(LOS ANGELES, CA) – A new “Limited Edition” release of the monster hit video game “Call of Duty: Black Ops II” has raised lots of eyebrows — and not just within the gaming community. While earlier releases of the Activision game have drawn some criticism for their graphic depictions of violence, the new “NRA DELUXE” release (offered in a partnership with the pro-gun organization) adds a new wrinkle to the discussion. It ships along with a “collectable, semi-automatic Assault rifle” and 25 rounds of armor-piercing ammunition.
“It’s a pretty amazing deal for a collector’s edition,” said 19-year-old GameStop shopper Chip Pinkman (whose online handle is ‘Killdog49’), “I mean, sure you need to get a background check and all, but that’s an easier process than, like, signing up for Xbox Live with the game controller and that damn onscreen keyboard. Anyway, it’s pretty rad. Totally worth snapping up.”
U.S. Congressman Jay C. Smithwick, who introduced a bill calling for the study of violent video games in the wake of several recent mass shootings disagrees. “Ever since this recent rash of killings with assault rifles began, I have been calling for the congress to look into the problem of video games,” the elder representative stated, “Even in the context of this recent move by Activision, I think it’s important that we keep our eye on our incredibly complex cultural problems and not just focus on the relatively clear-cut issue of not selling assault rifles in toy stores. Would it be easy to pass a law to prevent weapons being sold like this: sure. Would it really solve any long-term social problems: I’m not so certain.”

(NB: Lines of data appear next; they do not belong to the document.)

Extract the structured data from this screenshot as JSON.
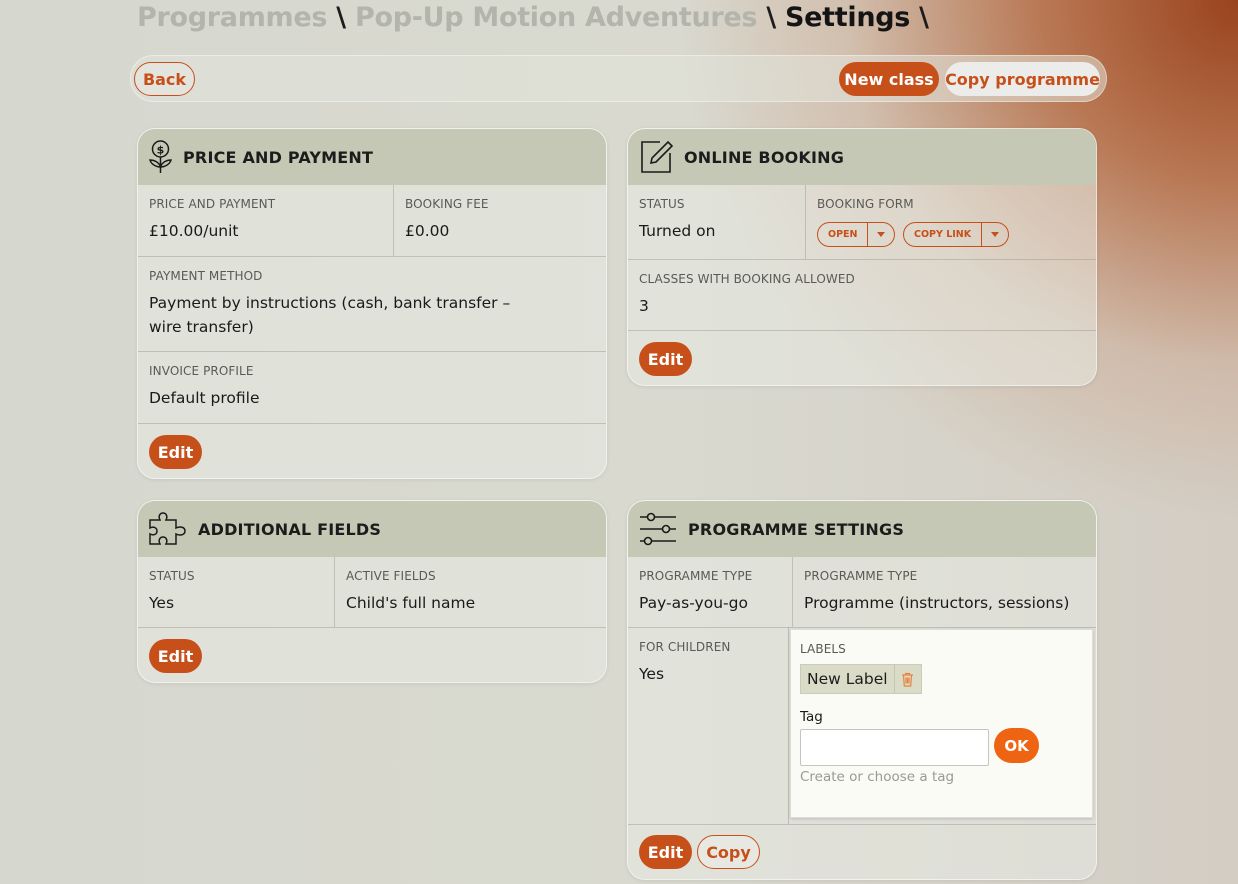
{
  "breadcrumb": {
    "item1": "Programmes",
    "item2": "Pop-Up Motion Adventures",
    "current": "Settings",
    "separator": "\\"
  },
  "toolbar": {
    "back": "Back",
    "new_class": "New class",
    "copy_programme": "Copy programme"
  },
  "price_card": {
    "title": "PRICE AND PAYMENT",
    "price_label": "PRICE AND PAYMENT",
    "price_value": "£10.00/unit",
    "fee_label": "BOOKING FEE",
    "fee_value": "£0.00",
    "method_label": "PAYMENT METHOD",
    "method_value": "Payment by instructions (cash, bank transfer – wire transfer)",
    "invoice_label": "INVOICE PROFILE",
    "invoice_value": "Default profile",
    "edit": "Edit"
  },
  "booking_card": {
    "title": "ONLINE BOOKING",
    "status_label": "STATUS",
    "status_value": "Turned on",
    "form_label": "BOOKING FORM",
    "open_btn": "OPEN",
    "copy_link_btn": "COPY LINK",
    "classes_label": "CLASSES WITH BOOKING ALLOWED",
    "classes_value": "3",
    "edit": "Edit"
  },
  "fields_card": {
    "title": "ADDITIONAL FIELDS",
    "status_label": "STATUS",
    "status_value": "Yes",
    "active_label": "ACTIVE FIELDS",
    "active_value": "Child's full name",
    "edit": "Edit"
  },
  "settings_card": {
    "title": "PROGRAMME SETTINGS",
    "type1_label": "PROGRAMME TYPE",
    "type1_value": "Pay-as-you-go",
    "type2_label": "PROGRAMME TYPE",
    "type2_value": "Programme (instructors, sessions)",
    "children_label": "FOR CHILDREN",
    "children_value": "Yes",
    "labels_label": "LABELS",
    "tag_chip": "New Label",
    "tag_field_label": "Tag",
    "tag_input_value": "",
    "tag_hint": "Create or choose a tag",
    "ok": "OK",
    "edit": "Edit",
    "copy": "Copy"
  },
  "colors": {
    "accent": "#c7501a",
    "ok_button": "#ef6413",
    "card_header": "#c4c8b4"
  },
  "icons": [
    "money-plant-icon",
    "edit-note-icon",
    "puzzle-icon",
    "sliders-icon",
    "chevron-down-icon",
    "trash-icon"
  ]
}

NRA CEO Wayne LaPierre stated Tuesday that, while he disagrees with the Congressman’s negative view of the NRA game pack itself, he has no basic argument with Smithwick’s take on video games in general: “The NRA stands firmly behind this partnership with Activision because we live in an imperfect world … If it were up to me, everyone would have a gun and nobody would have any video games. That would be the sane thing. But given the world we live in, one thing is clear: the only thing that will stop a bad kid with a video game is a good kid with a video game and a gun.”

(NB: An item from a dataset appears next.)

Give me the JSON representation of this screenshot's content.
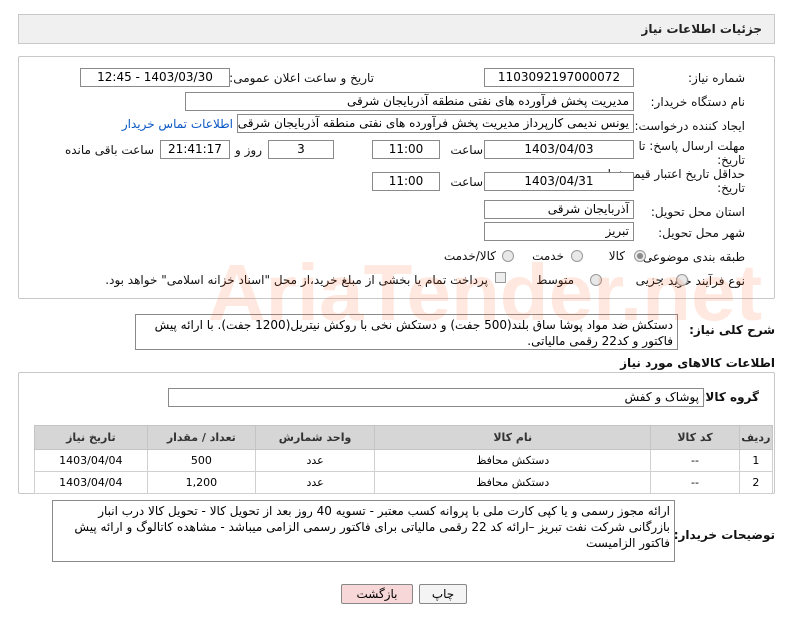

Psychologist Bruno Jabowlski — who has been cited in several court cases by those seeking to curb or ban violent video games — had a different, but not entirely inconsistent, take: “I am just glad this packaging gimmick has drawn attention to the horrible Call of Duty game itself. There is tremendous evidence that playing violent games correlates strongly with aggressive behavior. If it takes handing out guns to make people pay attention to the dangers of video games, I say ‘bravo, Activision, bravo!’”
Activist and mother Sharon Handley, however, expressed a different point of view while shopping near her home in the Dallas, FT Worth area. “Let me get this straight,” Handley said, pausing to balance her chortling one-year-old son on her hip as she spoke, “people are selling a package with a game and an assault rifle in it and politicians and psychologists are talking about the game part before getting the armor piercing rounds off toy store shelves?!?”
“I think we need a commission to study the connection between gun violence and the election of easily distracted morons.”
Activision CEO Eric Hirshberg could not be reached for comment.